Portugal vollbrachte taktisch eine Meisterleistung, indem es durch eine geschickte Verteidigung das kroatische Mittelfeld neutralisierte und so einen Zermürbungskampf einleitete, der in der 117ten Minute durch den Todesstoß Ricardo Quaresmas endete. Das war taktisch genial und führte zum Sieg. Die deutsche Expertise mokierte sich kollektiv über diese taktische Finesse und sprach von einem Grottenkick. Allein die eingangs zitierte Betrachtungsweise geht diesen Mainstream-Wellenreitern vermutlich zu weit, rein intellektuell versteht sich.

Polen spielte gegen die Schweiz wie gegen Deutschland, d.h. mit wenigen Ausnahmen wurde die Defensive gepflegt und auf Konter gesetzt. Die Sache ging zwar mit einem Elfmeterschießen gut aus, aber als Akteur für Höheres hat sich das Team nicht empfohlen. Es ist stark zu vermuten, dass die Reise bald beendet ist.

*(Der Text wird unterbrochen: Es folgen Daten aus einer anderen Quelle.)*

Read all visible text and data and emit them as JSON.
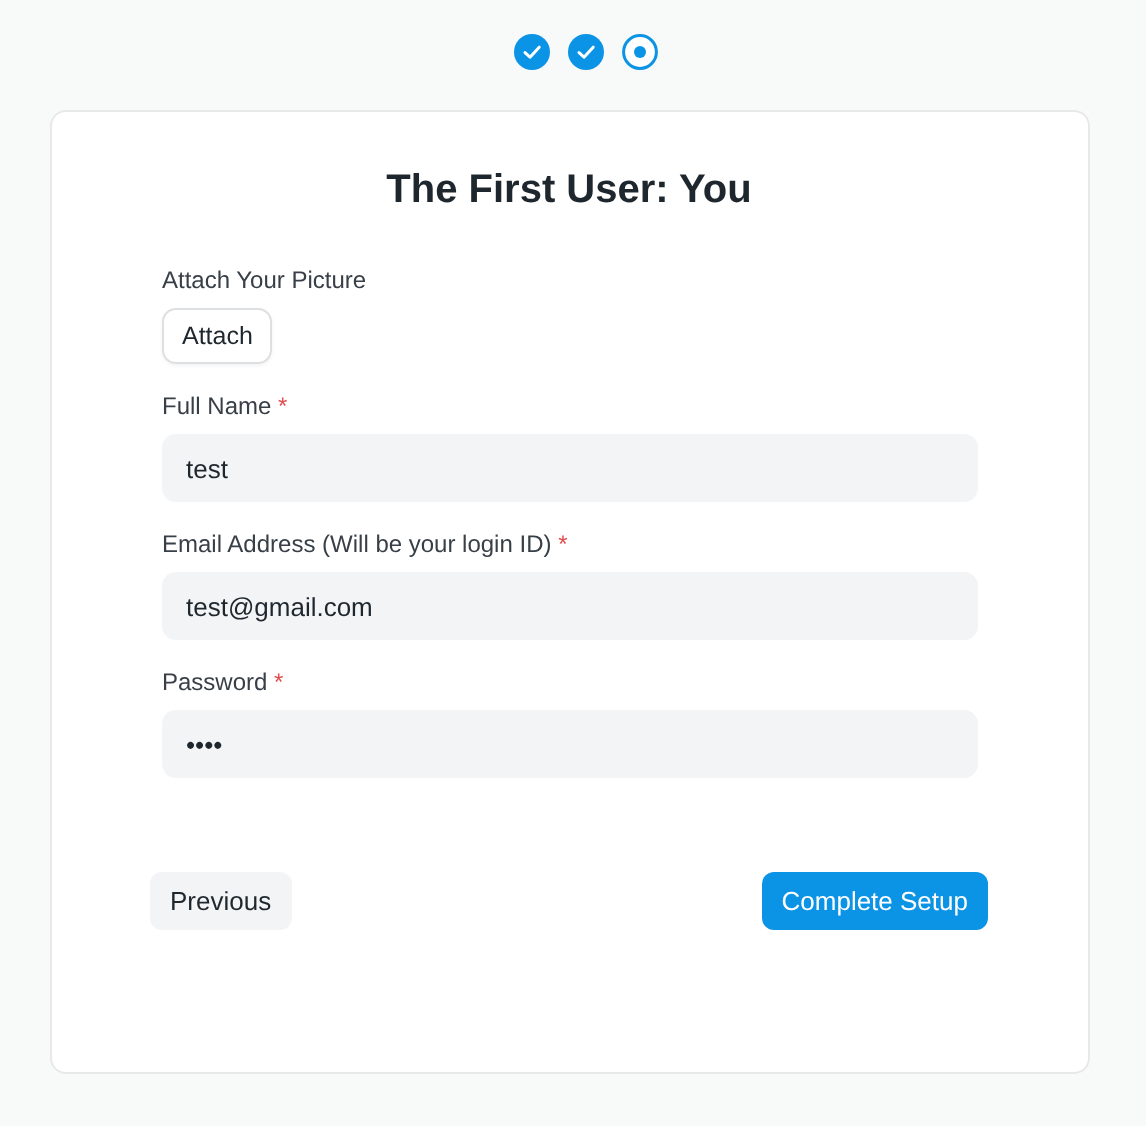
{
  "steps": [
    {
      "done": true,
      "selected": false
    },
    {
      "done": true,
      "selected": false
    },
    {
      "done": false,
      "selected": true
    }
  ],
  "title": "The First User: You",
  "attach": {
    "label": "Attach Your Picture",
    "button": "Attach"
  },
  "fields": [
    {
      "label": "Full Name",
      "required_mark": "*",
      "value": "test"
    },
    {
      "label": "Email Address (Will be your login ID)",
      "required_mark": "*",
      "value": "test@gmail.com"
    },
    {
      "label": "Password",
      "required_mark": "*",
      "value": "••••"
    }
  ],
  "buttons": {
    "previous": "Previous",
    "complete": "Complete Setup"
  }
}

Dass Frankreich Irland bezwang, entsprach den Erwartungen, und dennoch bleibt, wie nach allen Spielen des Gastgeber-Teams, ein Restzweifel über die Feuerfestigkeit. Deutschland wusste gegen die Slowakei zu überzeugen, die Variante mit dem Mittelstürmer scheint sich als die vielversprechendere zu etablieren. Und die belgische Konterqualität lieferte wiederum Anschauungsmaterial für das Lehrbuch. Der deutlichste Sieg des Turniers bis jetzt läutete auch die Zeit des Erwachens ein, nun kommen die Spiele, in denen es um alles geht.

Bevor die Dramaturgie neue Höhen erreicht, stellt sich die Frage, inwieweit sich der Aufbau von Feindbildern bereits erledigt hat. Nach den Russen, die durch ihr frühzeitiges Aus und die Abreise ihrer Hooligans nicht mehr als Hauptfeinde des gesamten Turniers beschrieben werden können, könnte es sein, dass die Engländer zum ersten Spiel nach dem Brexit diese Vakanz einnehmen. Vor der Abstimmung im eigenen Lande, als noch Hoffnung auf den Verbleib existierte, konnte selbst das Auftreten englischer Hooligans in Marseille, die die Stadt drei Tage lang in den Ausnahmezustand versetzten, die Stimmung nicht vermiesen. Das kann sich gegen Island sehr schnell ändern und einen neuen Beweis dafür liefern, dass längst Marketingunternehmen mit einem genau beschriebenen politischen Programm die Kommunikation dieses Turniers bestimmen. Früher nannte man das Propaganda. Es bleibt dabei, Europa zeigt bis auf wenige sportliche Ausnahmen seine momentan so gar nicht attraktive Physiognomie.